“Reports that the Minister for Health, and the Department of Health, are not prepared for the ramifications of Brexit is deeply concerning,” said the Fianna Fáil Spokesperson on Health, Billy Kelleher TD.

“There are numerous, vitally important services that rely on strong relationships with health authorities in the United Kingdom that are underpinned by its membership of the European Union.”

“While of course similar arrangements can be made with our colleagues in other EU member states, such as France and Germany, the fact is patients will be put out by this.”

“Border communities will be severely adversely affected by this. Many access services, such as radiotherapy, in Northern Ireland, as it’s much quicker than waiting for an appointment with the HSE.”

“Life saving treatments and procedures, such as those provided by Great Ormond Street Children’s Hospital, are at risk here. Ensuring that Irish patients don’t lose out requires an immediate and swift response.”

“The responsibility lies with Minister Harris, and his officials in the Department of Health. Most of our bilateral agreements are based on EU regulations.”

“The Minister must ensure that contingency plans are put in place, and must raise this issue with his European counterparts, and ensure that they are aware of the challenges the Irish health system will face when the UK leaves the European Union.”

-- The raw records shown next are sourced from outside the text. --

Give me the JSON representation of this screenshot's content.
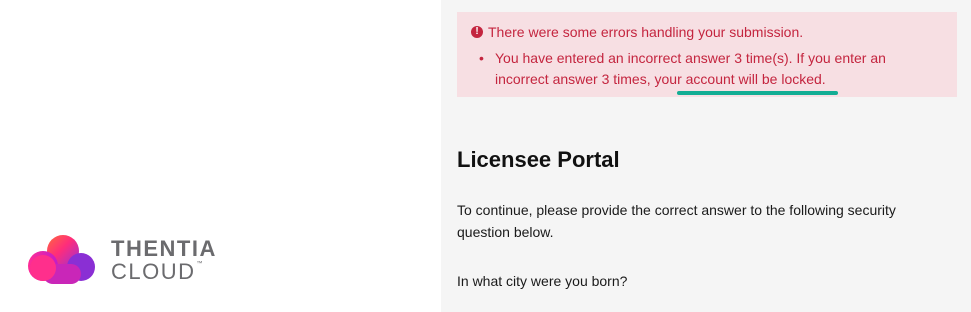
{
  "brand": {
    "name_line1": "THENTIA",
    "name_line2": "CLOUD",
    "trademark": "™",
    "logo_icon": "cloud-logo-icon"
  },
  "alert": {
    "icon": "exclamation-circle-icon",
    "title": "There were some errors handling your submission.",
    "messages": [
      "You have entered an incorrect answer 3 time(s). If you enter an incorrect answer 3 times, your account will be locked."
    ],
    "color": "#c4253f",
    "background": "#f7dfe3",
    "highlight_color": "#13ad94"
  },
  "portal": {
    "title": "Licensee Portal",
    "instructions": "To continue, please provide the correct answer to the following security question below.",
    "security_question": "In what city were you born?"
  }
}
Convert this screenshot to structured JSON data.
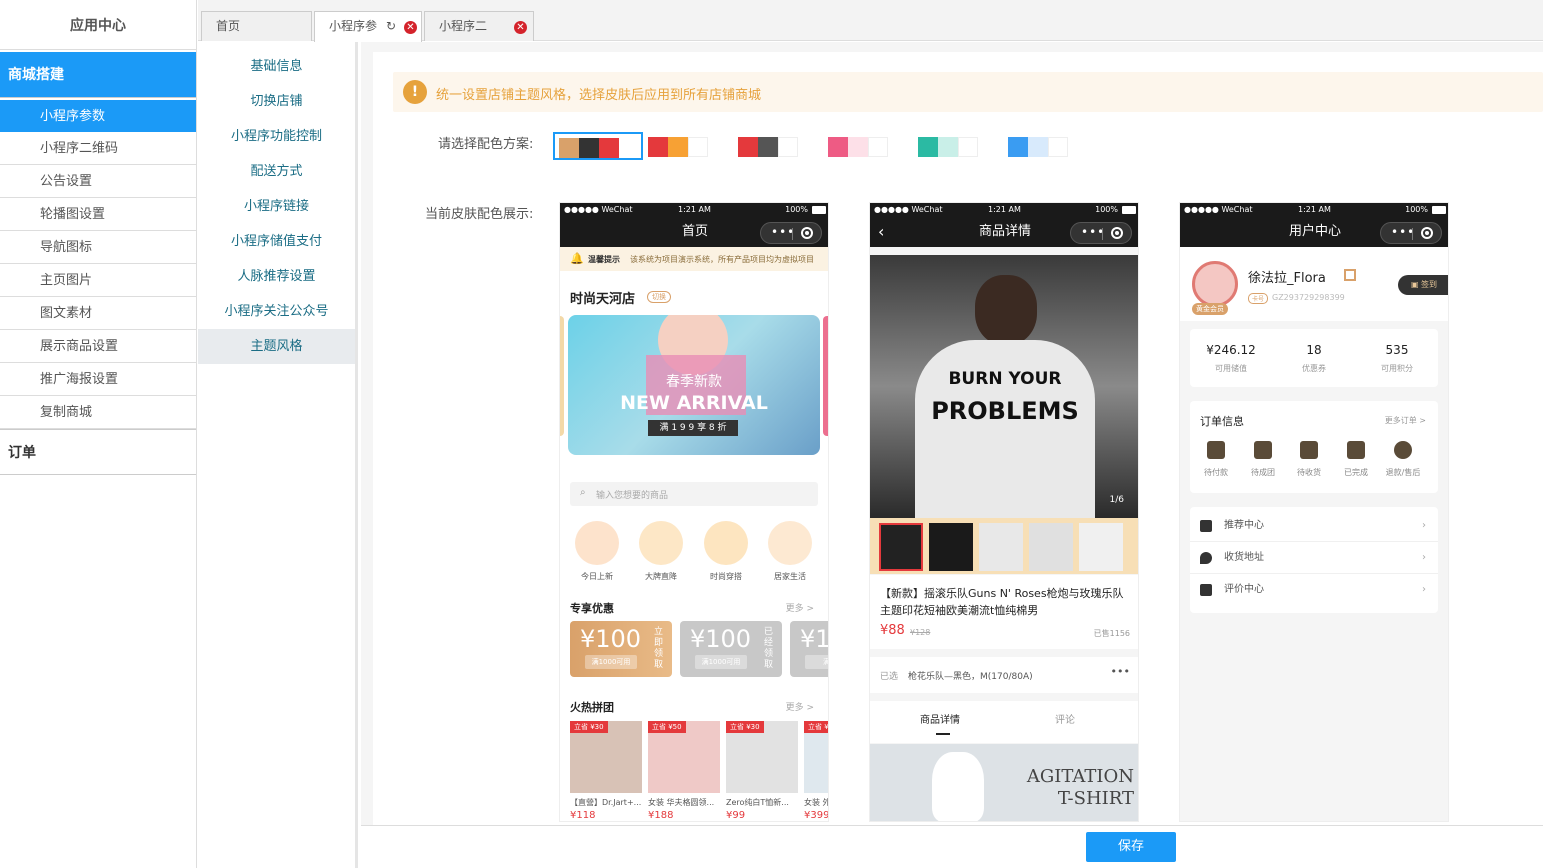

“It will always be easier to access services in Northern Ireland, or in Great Britain than travelling to continental Europe.”

“The fact that English is not the main language of communication in mainland Europe will be a worry to patients if they are forced to travel for procedures as a result of the Cross border Healthcare Scheme or the Treatment Abroad Scheme being terminated.”

“There can be no gap in services and access. A contingency plan must be put in place immediately,” concluded Kelleher.